O psicológico também dói
Milena aponta em sua tese possíveis sugestões de novos dispositivos clínicos terapêuticos utilizados para tornar o diagnóstico, tratamento e cura do câncer infanto-juvenil uma experiência menos traumática ou psicologicamente desgastante. Dentre eles, estão:

  • Entrevistas de acolhimento psicológico em diferentes momentos do trajeto: diagnóstico, tratamento, pós tratamento e consultas de retorno;
  • Intervenções psicanalíticas na brinquedoteca da instituição;
  • Grupo “Escreva a sua biografia”, incentivando que a pessoa continue a fazer planos e escreva mais “páginas de sua história”;
  • Grupo de ajuda mútua entre os pacientes sobreviventes;
  • Participação dos psicólogos e psicanalistas nas reuniões de equipe dos hospitais, juntamente com médicos, enfermeiros, fisioterapeutas, etc., com o objetivo de discutir em conjunto os casos clínicos, possibilitando uma abordagem integrada da situação do paciente e da doença.

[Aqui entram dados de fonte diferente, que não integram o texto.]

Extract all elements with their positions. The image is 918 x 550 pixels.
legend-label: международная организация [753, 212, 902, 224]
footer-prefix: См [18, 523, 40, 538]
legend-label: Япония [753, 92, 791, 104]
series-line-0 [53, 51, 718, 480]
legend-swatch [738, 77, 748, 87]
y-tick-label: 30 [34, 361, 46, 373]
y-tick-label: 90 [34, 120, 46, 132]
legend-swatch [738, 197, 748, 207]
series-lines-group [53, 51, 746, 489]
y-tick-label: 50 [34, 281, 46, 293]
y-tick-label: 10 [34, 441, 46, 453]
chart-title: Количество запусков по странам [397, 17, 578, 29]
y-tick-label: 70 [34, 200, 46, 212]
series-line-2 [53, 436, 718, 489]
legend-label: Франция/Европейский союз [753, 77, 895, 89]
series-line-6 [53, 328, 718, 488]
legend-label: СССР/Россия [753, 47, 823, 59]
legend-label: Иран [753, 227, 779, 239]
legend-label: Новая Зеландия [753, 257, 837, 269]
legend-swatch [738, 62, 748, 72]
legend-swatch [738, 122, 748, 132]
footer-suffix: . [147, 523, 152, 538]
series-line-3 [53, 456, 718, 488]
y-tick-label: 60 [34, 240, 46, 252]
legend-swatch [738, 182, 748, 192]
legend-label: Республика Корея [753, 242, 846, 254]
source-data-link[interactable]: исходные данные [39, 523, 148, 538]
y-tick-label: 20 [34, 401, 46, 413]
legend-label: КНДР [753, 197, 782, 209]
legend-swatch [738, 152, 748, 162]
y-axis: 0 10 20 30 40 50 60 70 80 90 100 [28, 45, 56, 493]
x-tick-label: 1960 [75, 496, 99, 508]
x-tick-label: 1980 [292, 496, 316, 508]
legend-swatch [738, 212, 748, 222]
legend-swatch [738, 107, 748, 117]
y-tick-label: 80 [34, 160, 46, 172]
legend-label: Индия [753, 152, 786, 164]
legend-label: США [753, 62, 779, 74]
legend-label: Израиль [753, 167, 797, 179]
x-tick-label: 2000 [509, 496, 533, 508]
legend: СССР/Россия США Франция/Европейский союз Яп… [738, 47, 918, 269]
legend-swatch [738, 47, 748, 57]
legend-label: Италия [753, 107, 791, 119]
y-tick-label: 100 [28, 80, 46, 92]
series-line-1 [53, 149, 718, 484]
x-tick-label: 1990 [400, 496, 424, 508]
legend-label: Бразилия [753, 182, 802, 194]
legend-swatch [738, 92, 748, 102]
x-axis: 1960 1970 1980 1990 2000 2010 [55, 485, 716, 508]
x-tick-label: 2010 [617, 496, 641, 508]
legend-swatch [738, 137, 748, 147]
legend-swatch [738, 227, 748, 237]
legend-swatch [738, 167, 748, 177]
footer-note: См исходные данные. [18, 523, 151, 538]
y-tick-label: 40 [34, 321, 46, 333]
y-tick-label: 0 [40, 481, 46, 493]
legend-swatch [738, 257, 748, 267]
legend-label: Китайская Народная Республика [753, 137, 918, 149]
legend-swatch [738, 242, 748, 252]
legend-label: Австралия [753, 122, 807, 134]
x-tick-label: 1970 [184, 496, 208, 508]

“Foquei em sobreviventes desse tipo de câncer visando explorar de forma mais clara e ampla as implicações psicológicas do diagnóstico, tratamento e cura do câncer, já que esse tipo de tumor é geralmente muito agressivo, podendo contar com efeitos neurocognitivos tardios e sequelas incapacitantes, desafiando a oncologia pediátrica”, afirma Milena. Entretanto, a pesquisadora acredita que os indícios discutidos à luz da psicanálise Freud-lacaniana e dispositivos clínicos terapêuticos sugeridos podem ser observados e aplicados em qualquer caso de câncer infanto-juvenil.

“A corrente teórica que utilizo na análise preza pela linguagem como forma de conhecer efetivamente o sujeito do inconsciente. Quando falamos de psicanálise, analisamos o sujeito e suas experiências e não do câncer em si”, pontua. Dessa forma, a pesquisadora explica que pacientes com tumores cerebrais e que tiveram um tratamento muito agressivo, podem estar bem em termos psíquicos; ao mesmo tempo que um paciente com um câncer mais brando e tratamento tranquilo, pode ver aquela experiência como algo muito mais traumático, valendo-se da análise e acompanhamento psicológico da mesma forma que um paciente que teve câncer no SNC.